After speeding through college and graduate school, Jo Handelsman became a professor of plant pathology at the University of Wisconsin–Madison when she was just 26. "I was so unprepared," Handelsman recalls with a shudder. "We are extremely well prepared to do research. But that's not all we do as faculty."
She had no training for perhaps the scariest task of all: teaching. When Handelsman first entered the classroom, she lectured at her students, like most of her colleagues before her. "We all go into the classroom and simply do what was done to us. That's not a very scientific way to go about it," she says. "We would never do that in our research."
As she stood terrified in front of those students, Handelsman had no idea that, two decades later, she would be known nationwide for her efforts to improve science teaching.
The gap between what Handelsman was telling students—a lot—and what they were taking in—very little—became clear when she started teaching a class for 30 undergraduate nonscience majors. The breaking point came when she tried to teach the students how to prove that a microbe was the cause of a disease. "It just felt so dry, so mechanical, that I finally said to them, 'You guys just have to do this.'" At the next class, Handelsman arrived with Petri dishes, toothpicks, and sick plants. "At first, they all just stared at me and had no idea of how to proceed. I told them to talk to each other." The room erupted. "They were acting just like scientists," Handelsman recalls proudly. "That was the moment that I realized that there really is another way to teach."
Handelsman calls that way "scientific teaching." She draws on evidence-based studies to create a "toolbox" to improve undergraduate science teaching, such as active learning, mentoring, classroom diversity, and self-correction through feedback—lessons she has developed since her appointment as an HHMI professor in 2002. A good lesson incorporates the best aspects of science itself: the rigor, creativity, and dynamism of a scientific community and the thrill of the experimental chase, she says.
As an advocate for teaching reform, Handelsman has been a regular co-organizer of the Summer Institute on Undergraduate Education in Biology, sponsored by the National Academy of Sciences and HHMI, among other organizations. The intensive, week-long course brings together faculty from universities across the country to work on integrating research and modern learning techniques into classes that help students understand how scientists think.
Handelsman moved from Wisconsin to Yale University in January 2010. She says her reappointment as an HHMI professor will allow her to sharpen her scientific teaching "toolkit" and promote its use through the Scientific Teaching Fellows Program and the Summer Institute. Graduates of these programs will be dispatched as ambassadors to regional Summer Institutes that planners hope will spread the word about scientific teaching nationwide.
She also hopes to take on the issue of faculty diversity.

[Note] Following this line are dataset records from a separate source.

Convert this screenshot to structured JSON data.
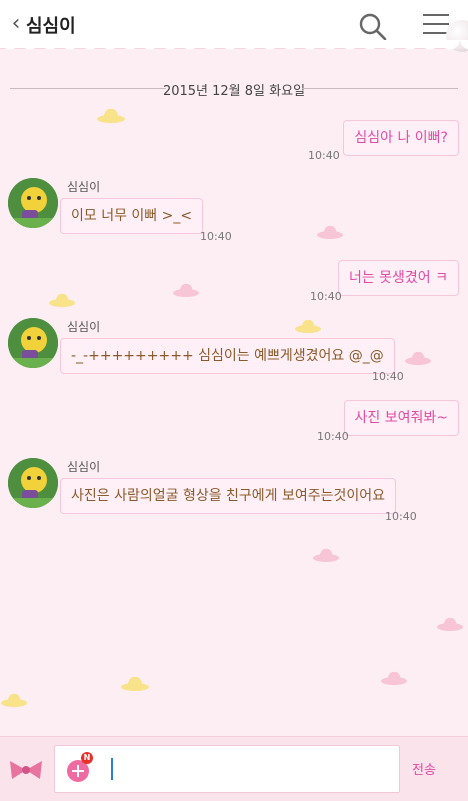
{
  "header": {
    "back_label": "‹",
    "title": "심심이"
  },
  "date_label": "2015년 12월 8일 화요일",
  "bot_name": "심심이",
  "messages": [
    {
      "from": "me",
      "text": "심심아 나 이뻐?",
      "time": "10:40"
    },
    {
      "from": "bot",
      "text": "이모 너무 이뻐 >_<",
      "time": "10:40"
    },
    {
      "from": "me",
      "text": "너는 못생겼어 ㅋ",
      "time": "10:40"
    },
    {
      "from": "bot",
      "text": "-_-+++++++++ 심심이는 예쁘게생겼어요 @_@",
      "time": "10:40"
    },
    {
      "from": "me",
      "text": "사진 보여줘봐~",
      "time": "10:40"
    },
    {
      "from": "bot",
      "text": "사진은 사람의얼굴 형상을 친구에게 보여주는것이어요",
      "time": "10:40"
    }
  ],
  "input": {
    "badge": "N",
    "value": "",
    "send_label": "전송"
  },
  "colors": {
    "background": "#fdeef4",
    "bubble_fill": "#fff0f7",
    "bubble_border": "#f6c6da",
    "my_text": "#e04aa3",
    "bot_text": "#8a5a2a",
    "input_bar": "#fbe3ec"
  }
}
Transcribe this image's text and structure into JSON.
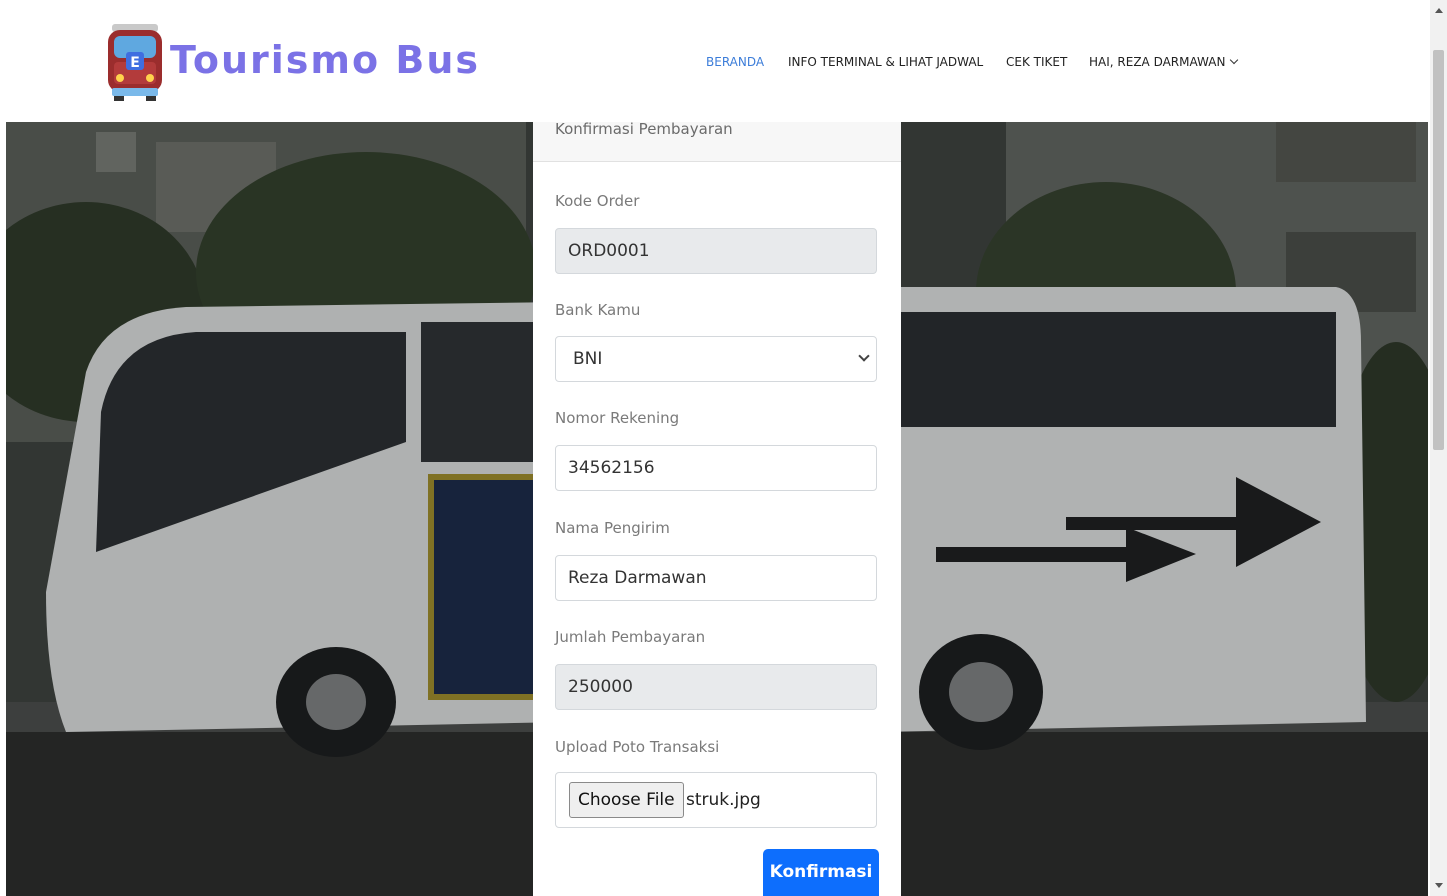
{
  "brand": {
    "name": "Tourismo Bus",
    "logo_icon": "bus-logo-icon",
    "accent": "#7b72e6"
  },
  "nav": {
    "items": [
      {
        "label": "BERANDA",
        "active": true
      },
      {
        "label": "INFO TERMINAL & LIHAT JADWAL",
        "active": false
      },
      {
        "label": "CEK TIKET",
        "active": false
      },
      {
        "label": "HAI, REZA DARMAWAN",
        "active": false,
        "icon": "chevron-down-icon"
      }
    ]
  },
  "form": {
    "title": "Konfirmasi Pembayaran",
    "fields": {
      "kode_order": {
        "label": "Kode Order",
        "value": "ORD0001"
      },
      "bank": {
        "label": "Bank Kamu",
        "value": "BNI"
      },
      "rekening": {
        "label": "Nomor Rekening",
        "value": "34562156"
      },
      "pengirim": {
        "label": "Nama Pengirim",
        "value": "Reza Darmawan"
      },
      "jumlah": {
        "label": "Jumlah Pembayaran",
        "value": "250000"
      },
      "upload": {
        "label": "Upload Poto Transaksi",
        "button": "Choose File",
        "file": "struk.jpg"
      }
    },
    "submit_label": "Konfirmasi",
    "submit_color": "#0d6efd"
  }
}
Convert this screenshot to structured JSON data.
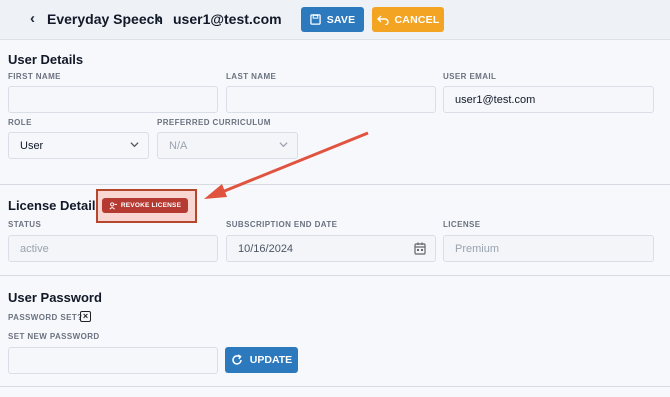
{
  "header": {
    "breadcrumb": [
      {
        "label": "Everyday Speech"
      },
      {
        "label": "user1@test.com"
      }
    ],
    "save_label": "SAVE",
    "cancel_label": "CANCEL"
  },
  "user_details": {
    "title": "User Details",
    "first_name": {
      "label": "FIRST NAME",
      "value": ""
    },
    "last_name": {
      "label": "LAST NAME",
      "value": ""
    },
    "email": {
      "label": "USER EMAIL",
      "value": "user1@test.com"
    },
    "role": {
      "label": "ROLE",
      "value": "User"
    },
    "curriculum": {
      "label": "PREFERRED CURRICULUM",
      "value": "N/A"
    }
  },
  "license_details": {
    "title": "License Details",
    "revoke_label": "REVOKE LICENSE",
    "status": {
      "label": "STATUS",
      "value": "active"
    },
    "subscription_end": {
      "label": "SUBSCRIPTION END DATE",
      "value": "10/16/2024"
    },
    "license": {
      "label": "LICENSE",
      "value": "Premium"
    }
  },
  "user_password": {
    "title": "User Password",
    "password_set_label": "PASSWORD SET?",
    "password_set_mark": "×",
    "new_password_label": "SET NEW PASSWORD",
    "new_password_value": "",
    "update_label": "UPDATE"
  },
  "colors": {
    "primary": "#2d79bd",
    "cancel": "#f4a423",
    "revoke": "#b53a32",
    "annotation": "#e0533f"
  },
  "icons": {
    "back": "chevron-left-icon",
    "save": "floppy-disk-icon",
    "cancel": "undo-arrow-icon",
    "revoke": "user-remove-icon",
    "calendar": "calendar-icon",
    "update": "refresh-icon",
    "select": "chevron-down-icon"
  }
}
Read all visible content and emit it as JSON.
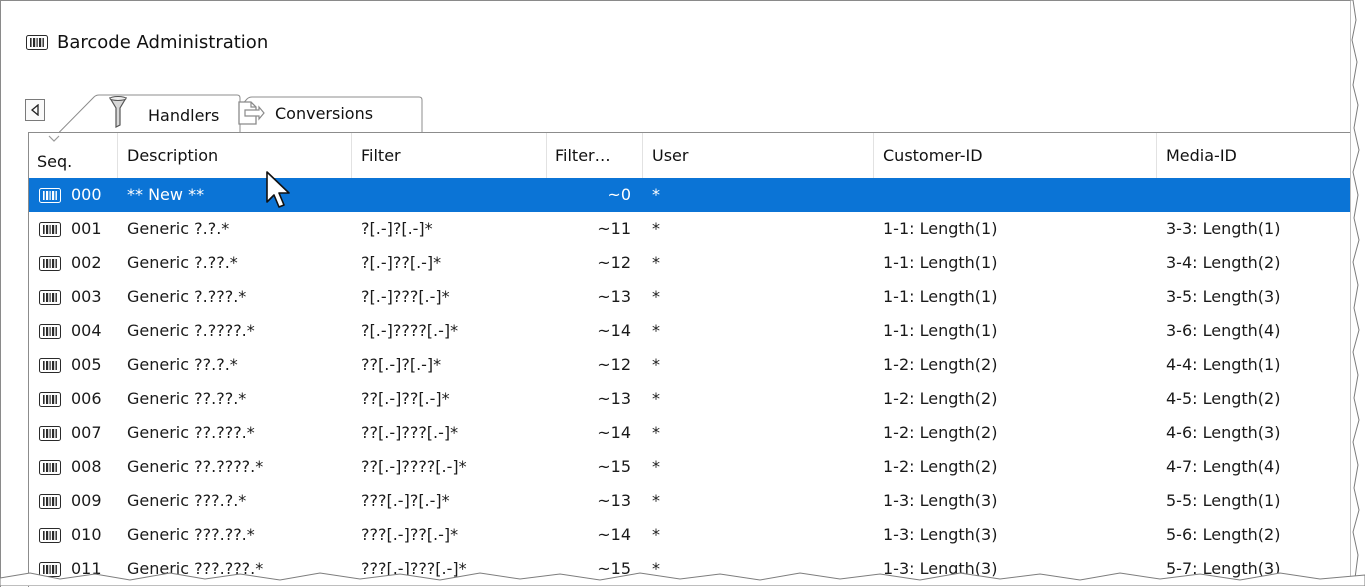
{
  "window": {
    "title": "Barcode Administration",
    "icon": "barcode-icon"
  },
  "tabs": [
    {
      "label": "Handlers",
      "icon": "funnel-icon",
      "active": true
    },
    {
      "label": "Conversions",
      "icon": "document-arrow-icon",
      "active": false
    }
  ],
  "grid": {
    "columns": [
      "Seq.",
      "Description",
      "Filter",
      "Filter…",
      "User",
      "Customer-ID",
      "Media-ID"
    ],
    "rows": [
      {
        "seq": "000",
        "description": "** New **",
        "filter": "",
        "filter_len": "~0",
        "user": "*",
        "customer_id": "",
        "media_id": "",
        "selected": true
      },
      {
        "seq": "001",
        "description": "Generic ?.?.*",
        "filter": "?[.-]?[.-]*",
        "filter_len": "~11",
        "user": "*",
        "customer_id": "1-1: Length(1)",
        "media_id": "3-3: Length(1)"
      },
      {
        "seq": "002",
        "description": "Generic ?.??.*",
        "filter": "?[.-]??[.-]*",
        "filter_len": "~12",
        "user": "*",
        "customer_id": "1-1: Length(1)",
        "media_id": "3-4: Length(2)"
      },
      {
        "seq": "003",
        "description": "Generic ?.???.*",
        "filter": "?[.-]???[.-]*",
        "filter_len": "~13",
        "user": "*",
        "customer_id": "1-1: Length(1)",
        "media_id": "3-5: Length(3)"
      },
      {
        "seq": "004",
        "description": "Generic ?.????.*",
        "filter": "?[.-]????[.-]*",
        "filter_len": "~14",
        "user": "*",
        "customer_id": "1-1: Length(1)",
        "media_id": "3-6: Length(4)"
      },
      {
        "seq": "005",
        "description": "Generic ??.?.*",
        "filter": "??[.-]?[.-]*",
        "filter_len": "~12",
        "user": "*",
        "customer_id": "1-2: Length(2)",
        "media_id": "4-4: Length(1)"
      },
      {
        "seq": "006",
        "description": "Generic ??.??.*",
        "filter": "??[.-]??[.-]*",
        "filter_len": "~13",
        "user": "*",
        "customer_id": "1-2: Length(2)",
        "media_id": "4-5: Length(2)"
      },
      {
        "seq": "007",
        "description": "Generic ??.???.*",
        "filter": "??[.-]???[.-]*",
        "filter_len": "~14",
        "user": "*",
        "customer_id": "1-2: Length(2)",
        "media_id": "4-6: Length(3)"
      },
      {
        "seq": "008",
        "description": "Generic ??.????.*",
        "filter": "??[.-]????[.-]*",
        "filter_len": "~15",
        "user": "*",
        "customer_id": "1-2: Length(2)",
        "media_id": "4-7: Length(4)"
      },
      {
        "seq": "009",
        "description": "Generic ???.?.*",
        "filter": "???[.-]?[.-]*",
        "filter_len": "~13",
        "user": "*",
        "customer_id": "1-3: Length(3)",
        "media_id": "5-5: Length(1)"
      },
      {
        "seq": "010",
        "description": "Generic ???.??.*",
        "filter": "???[.-]??[.-]*",
        "filter_len": "~14",
        "user": "*",
        "customer_id": "1-3: Length(3)",
        "media_id": "5-6: Length(2)"
      },
      {
        "seq": "011",
        "description": "Generic ???.???.*",
        "filter": "???[.-]???[.-]*",
        "filter_len": "~15",
        "user": "*",
        "customer_id": "1-3: Length(3)",
        "media_id": "5-7: Length(3)"
      }
    ]
  },
  "colors": {
    "selection": "#0b74d6",
    "border": "#8c8c8c",
    "icon": "#3a3a3a"
  }
}
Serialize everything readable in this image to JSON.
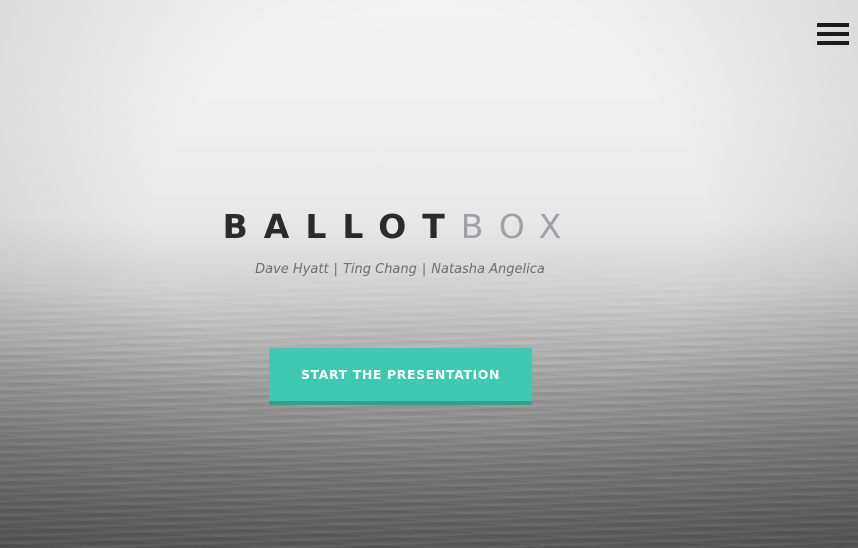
{
  "nav": {
    "menu_icon": "hamburger-icon"
  },
  "hero": {
    "title_part1": "BALLOT",
    "title_part2": "BOX",
    "authors": [
      "Dave Hyatt",
      "Ting Chang",
      "Natasha Angelica"
    ],
    "separator": "|",
    "cta_label": "START THE PRESENTATION"
  },
  "colors": {
    "accent": "#3ec9b0",
    "accent_shadow": "#2ba48e",
    "title_dark": "#2b2b2b",
    "title_light": "#9ea1a6"
  }
}
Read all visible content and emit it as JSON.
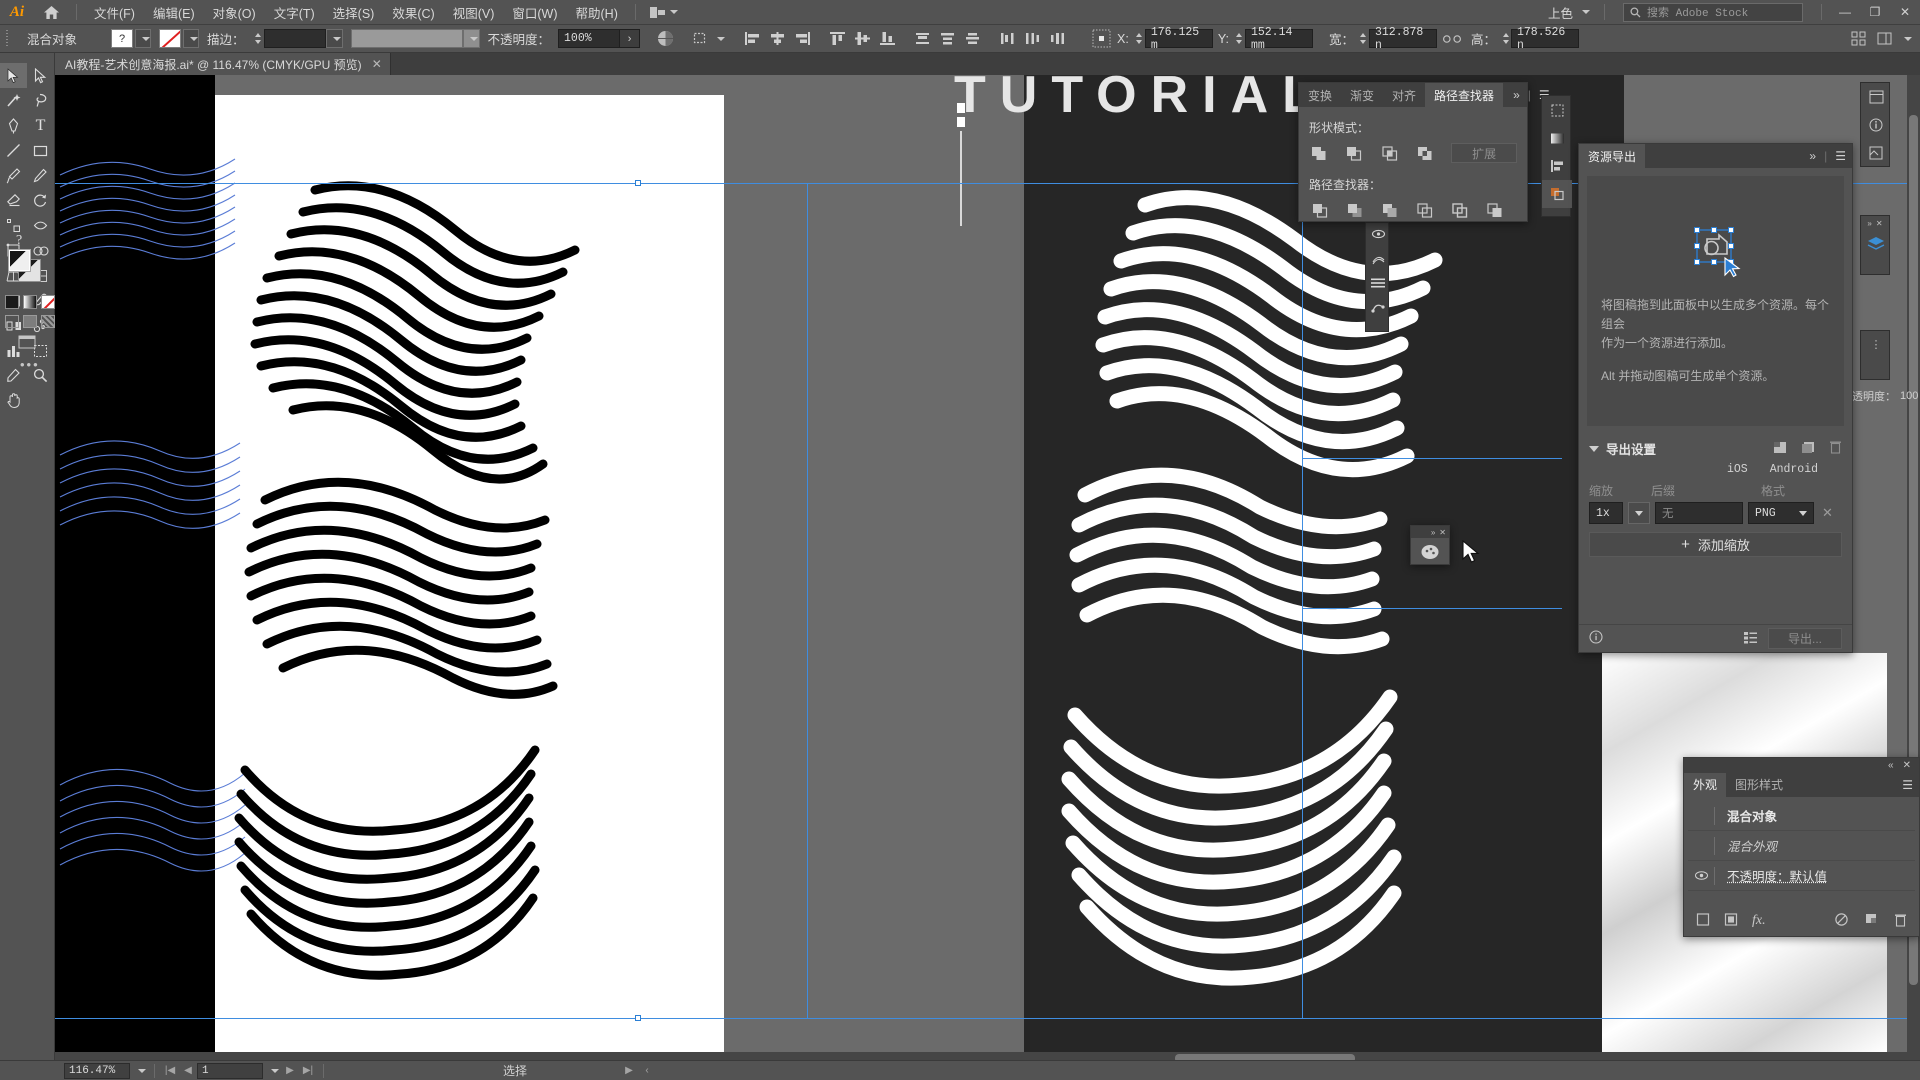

Since white men are the norm among faculty on most college campuses, women and people from minority groups sometimes feel out of place, Handelsman says, an attitude that she has seen reflected in counterproductive ways in science classrooms. To try to address the origins of those feelings head-on, Handelsman will work with the drama schools at both Wisconsin and Yale to create and perform short plays that dramatize diversity issues in the classroom and provoke discussion among science faculty and students.